Henrietta Strickland
November 14, 2017

The Food and Drug Administration issued a public health advisory Tuesday about the use of kratom, a herbal supplement known to ease the side effects of opioid withdrawals that's linked to 36 deaths.

Kratom, a plant grown naturally in countries including Thailand and Malaysia, is widely sold in smoke shops and other locations as a powder that can be used in tea to slow the effects of opioid withdrawal. The FDA is aware that individuals have been using kratom to treat pain, anxiety, and depression, as well as for recreational purposes for its euphoric effects.

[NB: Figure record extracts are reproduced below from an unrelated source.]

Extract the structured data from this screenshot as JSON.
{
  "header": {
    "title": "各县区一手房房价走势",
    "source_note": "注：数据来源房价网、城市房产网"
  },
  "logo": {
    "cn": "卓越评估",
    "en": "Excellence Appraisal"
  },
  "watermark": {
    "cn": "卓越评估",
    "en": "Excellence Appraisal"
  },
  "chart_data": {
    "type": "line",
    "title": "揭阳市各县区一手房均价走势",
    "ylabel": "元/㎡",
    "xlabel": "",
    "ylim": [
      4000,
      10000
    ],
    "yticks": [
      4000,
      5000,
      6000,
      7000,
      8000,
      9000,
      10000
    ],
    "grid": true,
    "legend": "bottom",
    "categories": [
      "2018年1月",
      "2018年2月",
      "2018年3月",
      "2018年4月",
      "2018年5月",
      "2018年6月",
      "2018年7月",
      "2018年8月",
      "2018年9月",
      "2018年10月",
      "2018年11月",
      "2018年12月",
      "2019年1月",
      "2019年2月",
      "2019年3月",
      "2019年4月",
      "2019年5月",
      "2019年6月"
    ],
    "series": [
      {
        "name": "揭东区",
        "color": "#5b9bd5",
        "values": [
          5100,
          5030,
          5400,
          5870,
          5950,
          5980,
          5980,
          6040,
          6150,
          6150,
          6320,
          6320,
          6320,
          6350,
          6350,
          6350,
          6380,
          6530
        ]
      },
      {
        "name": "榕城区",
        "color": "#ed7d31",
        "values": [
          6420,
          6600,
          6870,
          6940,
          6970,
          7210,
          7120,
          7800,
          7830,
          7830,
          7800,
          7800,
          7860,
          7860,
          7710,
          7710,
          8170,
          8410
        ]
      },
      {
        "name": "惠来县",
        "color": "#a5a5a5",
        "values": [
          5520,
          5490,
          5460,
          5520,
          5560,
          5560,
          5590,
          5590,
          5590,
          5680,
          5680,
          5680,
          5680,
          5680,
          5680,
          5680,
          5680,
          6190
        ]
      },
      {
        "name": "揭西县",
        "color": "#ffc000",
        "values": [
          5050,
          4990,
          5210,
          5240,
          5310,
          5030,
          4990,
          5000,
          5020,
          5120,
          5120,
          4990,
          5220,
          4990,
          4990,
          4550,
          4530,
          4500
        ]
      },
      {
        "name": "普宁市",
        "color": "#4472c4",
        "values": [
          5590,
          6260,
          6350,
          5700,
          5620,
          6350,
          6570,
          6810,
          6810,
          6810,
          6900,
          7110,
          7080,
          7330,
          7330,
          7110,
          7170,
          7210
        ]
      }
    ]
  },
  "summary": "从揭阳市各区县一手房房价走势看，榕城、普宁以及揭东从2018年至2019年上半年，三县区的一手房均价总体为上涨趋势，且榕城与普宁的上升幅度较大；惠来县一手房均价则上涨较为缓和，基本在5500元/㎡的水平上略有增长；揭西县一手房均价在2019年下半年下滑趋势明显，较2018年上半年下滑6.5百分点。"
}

The regulator said there are now no approved therapeutic uses of kratom, which is linked to serious side effects such as seizures and liver damage. Between 2010 and 2015, kratom-related calls to USA poison control centers jumped 10-fold.

Importers, organized crime or others in the supply chain could be part of conspiracies to distribute illegal opioids, Sharfstein says. According to Bloomberg Businessweek, the American Kratom Association-yes, it exists-has lobbied to have kratom recognized as "a safe alternative to legal and illegal opioids".

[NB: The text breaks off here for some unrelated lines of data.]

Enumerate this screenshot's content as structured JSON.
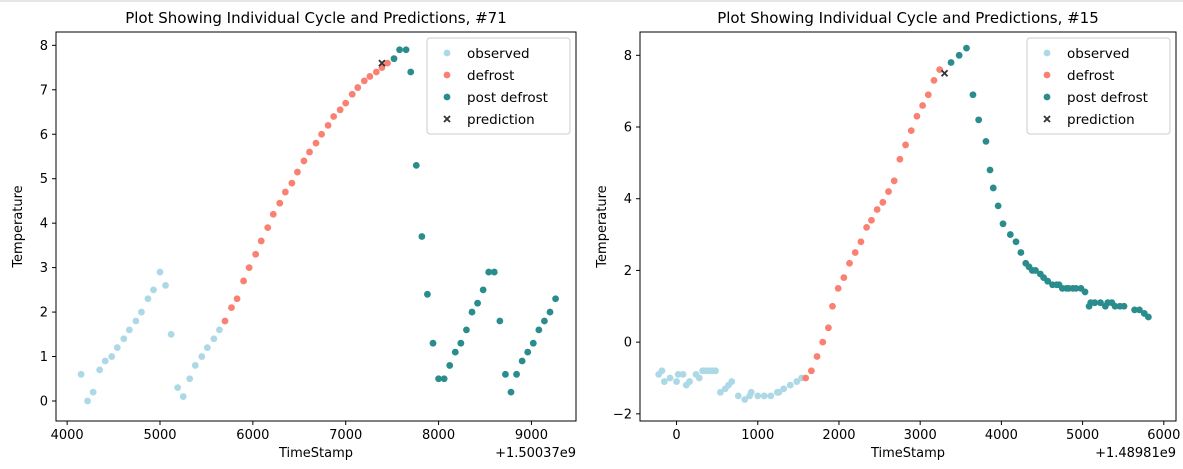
{
  "colors": {
    "observed": "#add8e6",
    "defrost": "#fa8072",
    "post_defrost": "#2a8c8c",
    "prediction": "#333333",
    "axis": "#000000"
  },
  "chart_data": [
    {
      "type": "scatter",
      "title": "Plot Showing Individual Cycle and Predictions, #71",
      "xlabel": "TimeStamp",
      "ylabel": "Temperature",
      "offset_text": "+1.50037e9",
      "xlim": [
        3880,
        9480
      ],
      "ylim": [
        -0.45,
        8.3
      ],
      "xticks": [
        4000,
        5000,
        6000,
        7000,
        8000,
        9000
      ],
      "yticks": [
        0,
        1,
        2,
        3,
        4,
        5,
        6,
        7,
        8
      ],
      "legend": {
        "position": "top-right",
        "entries": [
          "observed",
          "defrost",
          "post defrost",
          "prediction"
        ]
      },
      "series": [
        {
          "name": "observed",
          "x": [
            4150,
            4220,
            4280,
            4350,
            4410,
            4480,
            4540,
            4610,
            4670,
            4740,
            4800,
            4870,
            4930,
            5000,
            5060,
            5120,
            5190,
            5250,
            5320,
            5380,
            5450,
            5510,
            5580,
            5640
          ],
          "y": [
            0.6,
            0.0,
            0.2,
            0.7,
            0.9,
            1.0,
            1.2,
            1.4,
            1.6,
            1.8,
            2.0,
            2.3,
            2.5,
            2.9,
            2.6,
            1.5,
            0.3,
            0.1,
            0.5,
            0.8,
            1.0,
            1.2,
            1.4,
            1.6
          ]
        },
        {
          "name": "defrost",
          "x": [
            5700,
            5770,
            5830,
            5900,
            5960,
            6030,
            6090,
            6160,
            6220,
            6290,
            6350,
            6420,
            6480,
            6550,
            6610,
            6680,
            6740,
            6810,
            6870,
            6940,
            7000,
            7070,
            7130,
            7200,
            7260,
            7330,
            7390,
            7450
          ],
          "y": [
            1.8,
            2.1,
            2.3,
            2.7,
            3.0,
            3.3,
            3.6,
            3.9,
            4.2,
            4.45,
            4.7,
            4.9,
            5.15,
            5.4,
            5.6,
            5.8,
            6.0,
            6.2,
            6.4,
            6.55,
            6.7,
            6.9,
            7.05,
            7.2,
            7.3,
            7.4,
            7.5,
            7.6
          ]
        },
        {
          "name": "post defrost",
          "x": [
            7520,
            7580,
            7650,
            7700,
            7760,
            7820,
            7880,
            7940,
            8000,
            8060,
            8120,
            8180,
            8240,
            8300,
            8360,
            8420,
            8480,
            8540,
            8600,
            8660,
            8720,
            8780,
            8840,
            8900,
            8960,
            9020,
            9080,
            9140,
            9200,
            9260
          ],
          "y": [
            7.7,
            7.9,
            7.9,
            7.4,
            5.3,
            3.7,
            2.4,
            1.3,
            0.5,
            0.5,
            0.8,
            1.1,
            1.3,
            1.6,
            2.0,
            2.2,
            2.5,
            2.9,
            2.9,
            1.8,
            0.6,
            0.2,
            0.6,
            0.9,
            1.1,
            1.3,
            1.6,
            1.8,
            2.0,
            2.3
          ]
        },
        {
          "name": "prediction",
          "x": [
            7390
          ],
          "y": [
            7.6
          ]
        }
      ]
    },
    {
      "type": "scatter",
      "title": "Plot Showing Individual Cycle and Predictions, #15",
      "xlabel": "TimeStamp",
      "ylabel": "Temperature",
      "offset_text": "+1.48981e9",
      "xlim": [
        -450,
        6150
      ],
      "ylim": [
        -2.2,
        8.65
      ],
      "xticks": [
        0,
        1000,
        2000,
        3000,
        4000,
        5000,
        6000
      ],
      "yticks": [
        -2,
        0,
        2,
        4,
        6,
        8
      ],
      "legend": {
        "position": "top-right",
        "entries": [
          "observed",
          "defrost",
          "post defrost",
          "prediction"
        ]
      },
      "series": [
        {
          "name": "observed",
          "x": [
            -220,
            -150,
            -80,
            0,
            80,
            160,
            240,
            320,
            400,
            480,
            540,
            600,
            680,
            760,
            840,
            920,
            1000,
            1080,
            1160,
            1240,
            1320,
            1400,
            1480,
            1540,
            -180,
            20,
            120,
            280,
            360,
            440,
            640,
            900,
            1260
          ],
          "y": [
            -0.9,
            -1.1,
            -1.0,
            -1.1,
            -0.9,
            -1.1,
            -0.9,
            -0.8,
            -0.8,
            -0.8,
            -1.4,
            -1.3,
            -1.1,
            -1.5,
            -1.6,
            -1.4,
            -1.5,
            -1.5,
            -1.5,
            -1.4,
            -1.3,
            -1.2,
            -1.1,
            -1.0,
            -0.8,
            -0.9,
            -1.2,
            -1.0,
            -0.8,
            -0.8,
            -1.2,
            -1.5,
            -1.4
          ]
        },
        {
          "name": "defrost",
          "x": [
            1590,
            1660,
            1730,
            1800,
            1870,
            1920,
            1990,
            2060,
            2130,
            2200,
            2270,
            2340,
            2400,
            2470,
            2540,
            2610,
            2680,
            2750,
            2820,
            2890,
            2960,
            3030,
            3100,
            3170,
            3240
          ],
          "y": [
            -1.0,
            -0.8,
            -0.4,
            0.0,
            0.4,
            1.0,
            1.5,
            1.8,
            2.2,
            2.5,
            2.8,
            3.2,
            3.4,
            3.7,
            3.9,
            4.2,
            4.5,
            5.1,
            5.5,
            5.9,
            6.3,
            6.6,
            6.9,
            7.3,
            7.6
          ]
        },
        {
          "name": "post defrost",
          "x": [
            3380,
            3480,
            3570,
            3650,
            3720,
            3810,
            3860,
            3900,
            3960,
            4020,
            4110,
            4180,
            4240,
            4300,
            4340,
            4380,
            4420,
            4480,
            4520,
            4570,
            4630,
            4680,
            4710,
            4750,
            4800,
            4830,
            4880,
            4920,
            4980,
            5030,
            5080,
            5100,
            5150,
            5220,
            5280,
            5310,
            5360,
            5400,
            5460,
            5510,
            5640,
            5700,
            5760,
            5810
          ],
          "y": [
            7.8,
            8.0,
            8.2,
            6.9,
            6.2,
            5.6,
            4.8,
            4.3,
            3.8,
            3.3,
            3.0,
            2.8,
            2.5,
            2.2,
            2.1,
            2.0,
            2.0,
            1.9,
            1.8,
            1.7,
            1.6,
            1.6,
            1.6,
            1.5,
            1.5,
            1.5,
            1.5,
            1.5,
            1.5,
            1.4,
            1.0,
            1.1,
            1.1,
            1.1,
            1.0,
            1.1,
            1.1,
            1.0,
            1.0,
            1.0,
            0.9,
            0.9,
            0.8,
            0.7
          ]
        },
        {
          "name": "prediction",
          "x": [
            3300
          ],
          "y": [
            7.5
          ]
        }
      ]
    }
  ]
}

Last year, the US Drug Enforcement Administration announced its plans to name the substance a Schedule I drug, the most restrictive classification alongside heroin and LSD which restricts medical research. The FDA noted the risk for addiction and misuse.

"Given all these considerations, we must ask ourselves whether the use of kratom-for recreation, pain or other reasons-could expand the opioid epidemic". Until someone does the science the agency is requesting, the FDA will attempt to prevent shipments of kratom from entering the US. But for now, no company has tried to properly develop a drug that includes kratom.

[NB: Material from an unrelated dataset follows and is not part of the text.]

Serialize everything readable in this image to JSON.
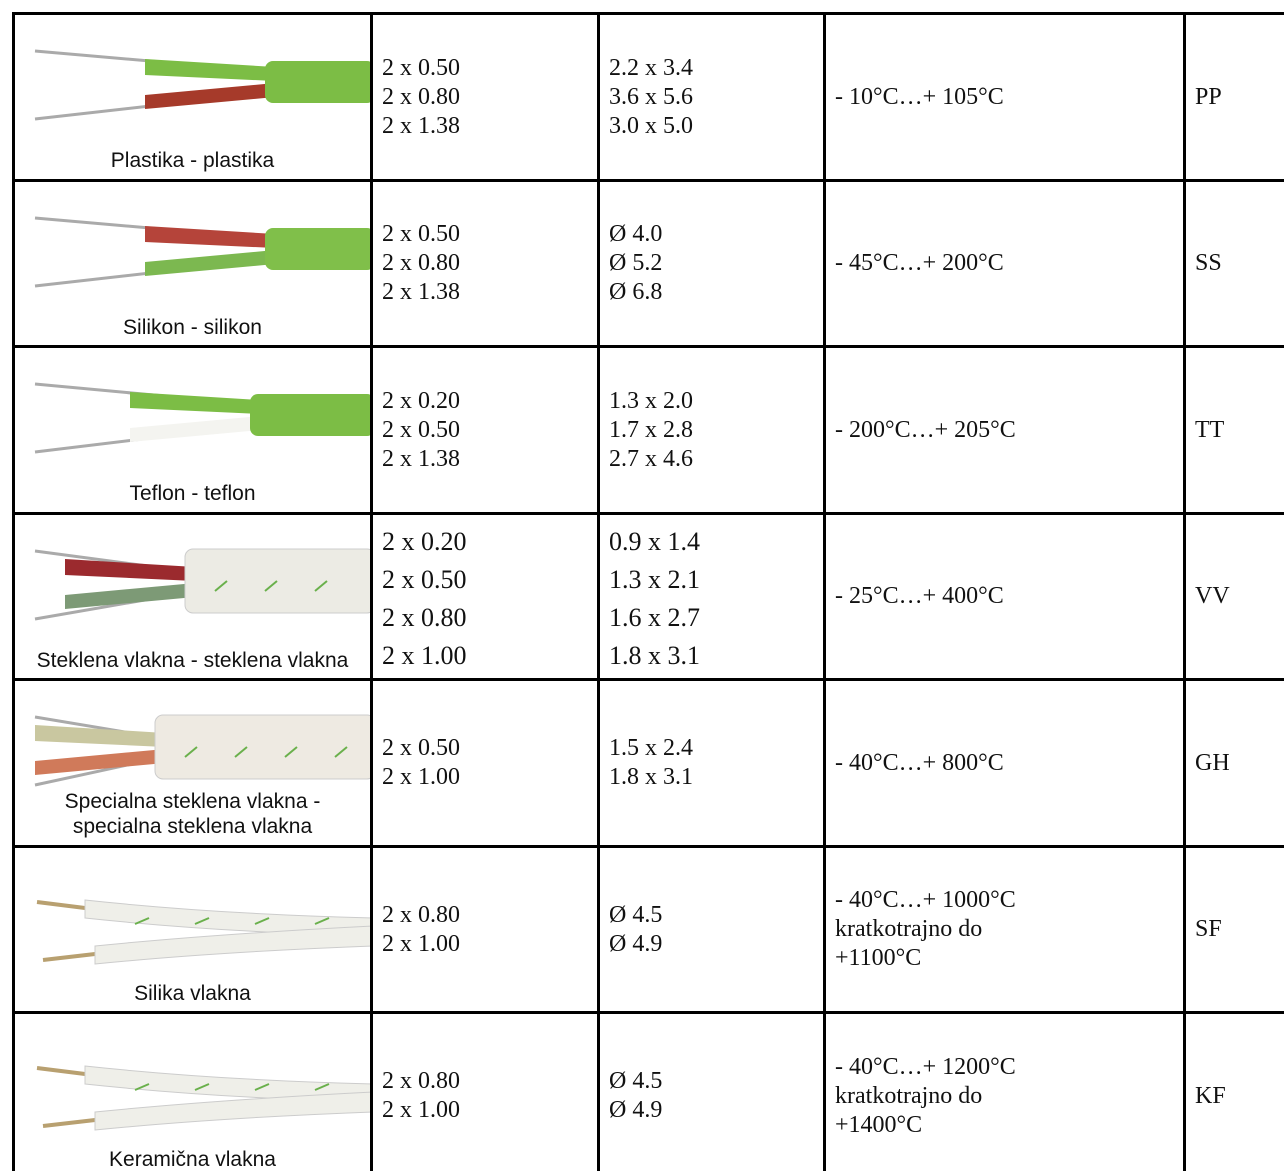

For now, the FDA treats kratom as an unapproved drug, and the agency has taken action against dietary substances that have it. The agency has already detained hundreds of packages at worldwide mail facilities. Some products have risky substances other than kratom in them, including opioids.

Kratom is already a controlled substance in more than a dozen countries around the world, and it's banned in several states in the U.S. Still, proponents argue it could have potential medical benefits that should be studied.

We've learned a tragic lesson from the opioid crisis: that we must pay early attention to the potential for new products to cause addiction and we must take strong, decisive measures to intervene.

"From the outset, the FDA must use its authority to protect the public from addictive substances like kratom", Gottlieb wrote, "both as part of our commitment to stemming the opioid epidemic and preventing another from taking hold".